Anneler ve babalar bazen aralarındaki sorunlarla baş edemediklerinde kavgayı çocuklar üzerinden sürdürür. Koalisyonlar ona göre oluşur. Biri anneye, öbürü babaya yapışır. Olan da çocuklara olur. Bu şema anlaşılan ulusların ilişkilerinde de geçerli.

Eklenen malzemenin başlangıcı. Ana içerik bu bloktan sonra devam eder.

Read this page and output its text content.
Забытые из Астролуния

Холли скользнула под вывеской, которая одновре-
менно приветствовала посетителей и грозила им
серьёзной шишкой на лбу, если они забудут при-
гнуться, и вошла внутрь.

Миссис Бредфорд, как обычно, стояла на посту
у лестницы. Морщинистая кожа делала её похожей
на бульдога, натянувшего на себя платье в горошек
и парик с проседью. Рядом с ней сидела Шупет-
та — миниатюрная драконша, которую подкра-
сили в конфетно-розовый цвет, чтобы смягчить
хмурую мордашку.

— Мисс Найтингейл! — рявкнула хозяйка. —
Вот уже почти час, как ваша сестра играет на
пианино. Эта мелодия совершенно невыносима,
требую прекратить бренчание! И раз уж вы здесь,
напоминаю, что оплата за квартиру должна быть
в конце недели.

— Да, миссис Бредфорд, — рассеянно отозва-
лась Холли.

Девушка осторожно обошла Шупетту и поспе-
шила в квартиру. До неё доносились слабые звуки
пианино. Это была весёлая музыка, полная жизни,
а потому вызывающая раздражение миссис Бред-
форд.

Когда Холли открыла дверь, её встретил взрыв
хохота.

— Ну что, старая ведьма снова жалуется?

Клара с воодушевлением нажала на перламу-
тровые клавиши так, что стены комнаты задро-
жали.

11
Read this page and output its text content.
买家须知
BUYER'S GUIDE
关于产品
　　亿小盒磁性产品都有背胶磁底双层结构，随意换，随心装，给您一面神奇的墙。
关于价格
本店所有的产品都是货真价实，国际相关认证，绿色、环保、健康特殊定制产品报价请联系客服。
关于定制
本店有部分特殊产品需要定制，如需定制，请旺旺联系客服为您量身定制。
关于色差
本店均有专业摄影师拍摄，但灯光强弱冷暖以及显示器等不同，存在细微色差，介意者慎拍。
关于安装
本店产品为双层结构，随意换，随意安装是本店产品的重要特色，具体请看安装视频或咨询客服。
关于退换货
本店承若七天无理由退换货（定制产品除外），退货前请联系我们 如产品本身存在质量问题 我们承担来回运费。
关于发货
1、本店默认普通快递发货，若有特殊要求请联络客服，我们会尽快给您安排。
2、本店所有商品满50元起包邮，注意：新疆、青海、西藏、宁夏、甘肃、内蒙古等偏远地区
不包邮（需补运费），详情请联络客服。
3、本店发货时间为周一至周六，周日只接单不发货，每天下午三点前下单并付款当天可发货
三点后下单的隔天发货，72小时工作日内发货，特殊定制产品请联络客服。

Bir haftadır Beyrut’tayım. O kadar çok hikaye dinledim ki. İnsanlar güzel güzel geçinirken birden birbirlerini boğazlamaya başlıyorlar. 40 yıl kadar önce savaş başlıyor, yaklaşık 25 yıl sürüyor. Görünüşte Lübnan’lı, Lübnan’lıyla vuruşuyor. Ama değil işte. Beyrut ikiye bölünüyor. Batı’da Hristiyanlar, doğuda Müslümanlar. Şehrin ortasında upuzun bir mayınlı arazi var. Her iki taraf birbirini bombalıyor. Lübnan’lı Lübnan’lıyı mı bombalıyor? Bakarsan öyle. Peki, silahlar nereden geliyor? Müslümanlarınki başta Libya olmak üzere Suudiler, Mısır, Ürdün vs.’den geliyor. Hristiyanlarınki de İsrail ve Avrupa’dan. “Suriye yok mu” diyorum, “Suriye ikisini de destekliyordu” diyor meslektaşım. Birbirleriyle vuruşamıyorlar, amiyane tabirle “yemiyor”, çocuklar üzerinden 25 yıl yoğun bir savaşı sürdürebiliyorlar.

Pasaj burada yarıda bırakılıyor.